Gaining improvement in technical areas such as trigger technique may be quite readily done by live or dry firing whilst focussing on that particular part of the shot release process. Improvement can be hastened by practicing with a friend and asking them to watch your technique and assess the performance. Other not so technical areas like concentration or nervousness, are not so easily addressed, and often require much trial and error before a solution is captured.

For example let’s say you want to improve your concentration level as you find that stray thoughts come into your head while you are in the process of firing your shot. You might set up a cue sequence of words, which you run through in your head each time that you fire a shot eg. breathe, relax, target, centre, trigger, ten, picture, follow-through. You choose to allow other thoughts to enter your head at other times during the shoot, but when you start your cue sequence no stray thought is allowed. If a stray thought comes into your mind you stop your sequence, take a couple of breaths to refocus and then recommence.
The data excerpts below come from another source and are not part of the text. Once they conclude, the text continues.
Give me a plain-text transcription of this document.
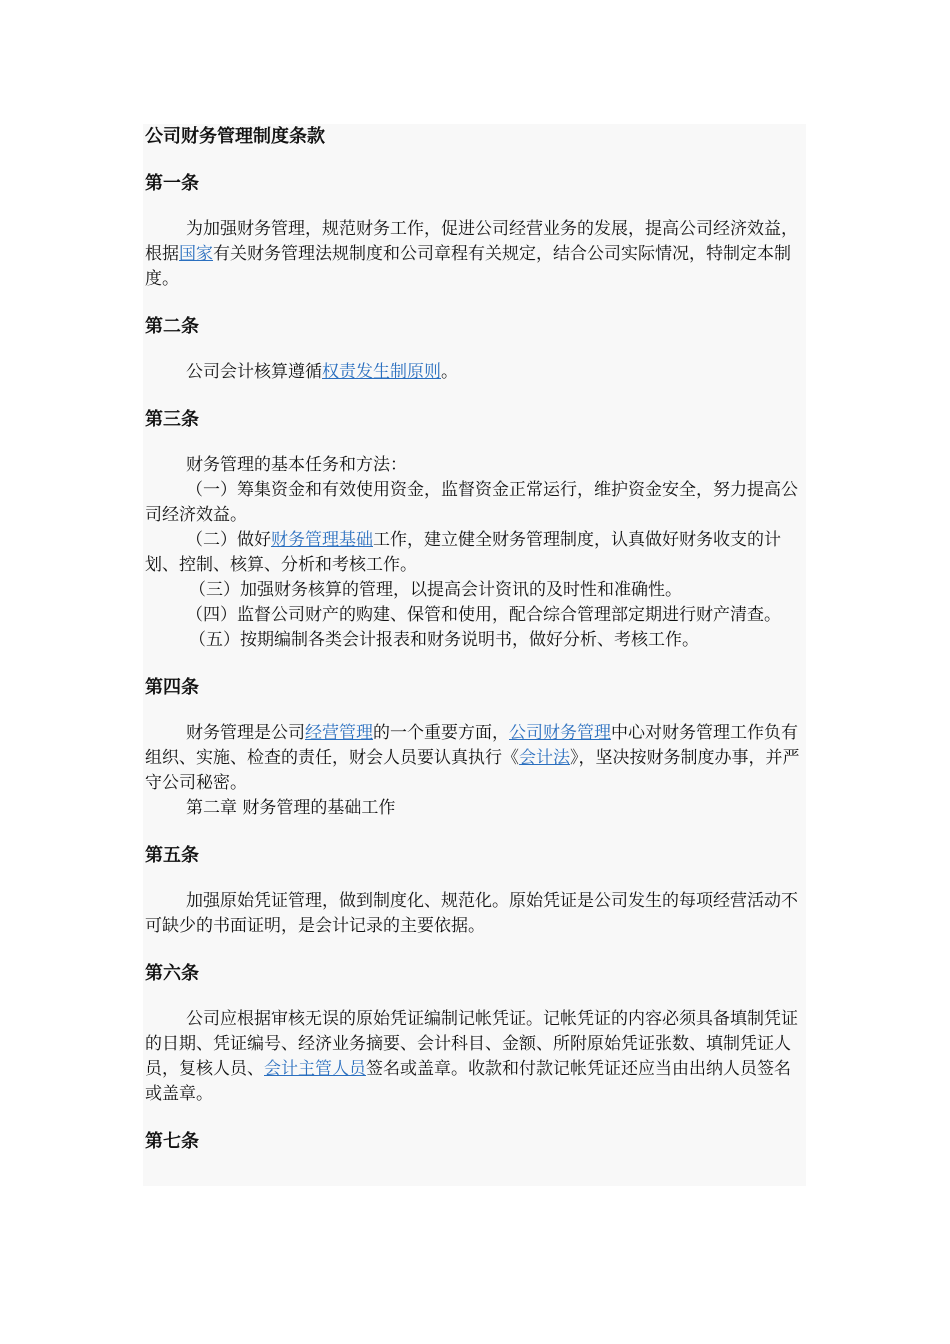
公司财务管理制度条款
第一条

为加强财务管理，规范财务工作，促进公司经营业务的发展，提高公司经济效益，根据国家有关财务管理法规制度和公司章程有关规定，结合公司实际情况，特制定本制度。

第二条

公司会计核算遵循权责发生制原则。

第三条

财务管理的基本任务和方法：

（一）筹集资金和有效使用资金，监督资金正常运行，维护资金安全，努力提高公司经济效益。

（二）做好财务管理基础工作，建立健全财务管理制度，认真做好财务收支的计划、控制、核算、分析和考核工作。

（三）加强财务核算的管理，以提高会计资讯的及时性和准确性。

（四）监督公司财产的购建、保管和使用，配合综合管理部定期进行财产清查。

（五）按期编制各类会计报表和财务说明书，做好分析、考核工作。

第四条

财务管理是公司经营管理的一个重要方面，公司财务管理中心对财务管理工作负有组织、实施、检查的责任，财会人员要认真执行《会计法》，坚决按财务制度办事，并严守公司秘密。

第二章 财务管理的基础工作

第五条

加强原始凭证管理，做到制度化、规范化。原始凭证是公司发生的每项经营活动不可缺少的书面证明，是会计记录的主要依据。

第六条

公司应根据审核无误的原始凭证编制记帐凭证。记帐凭证的内容必须具备填制凭证的日期、凭证编号、经济业务摘要、会计科目、金额、所附原始凭证张数、填制凭证人员，复核人员、会计主管人员签名或盖章。收款和付款记帐凭证还应当由出纳人员签名或盖章。

第七条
You practice this every time you shoot – not just in competitions, and reassess after a period of time, say 6 weeks, and see if you have a measurable improvement in your scores, or in how well you feel you concentrate. If the cue sequence does not work for you, then an alternative solution may be to fire your match in strings of 6 or 7 shots, and take a conscious break between each string to give your mind a rest. Again a 6-week or more trial period must ensue to assess the benefits, and if unsuccessful an alternative method sought.

When you get the desired improvement in the area of shooting chosen, select a new area for improvement. Consideration should be given to the frequency at which you conduct your Status Review. If rapid improvement is achieved, a six or four monthly review might be warranted.

Initially, you may find that although you feel that you are improving on the areas of performance you selected in question 3, the results are not being translated into higher scores. It is important not to become disheartened by this apparent lack of success, as significant improvement is generally not achieved overnight, particularly for shooters achieving scores over 190 at 50m. Perseverance is required to gain each additional score point which is achieved through perfect practice and commitment to improvement in the areas identified.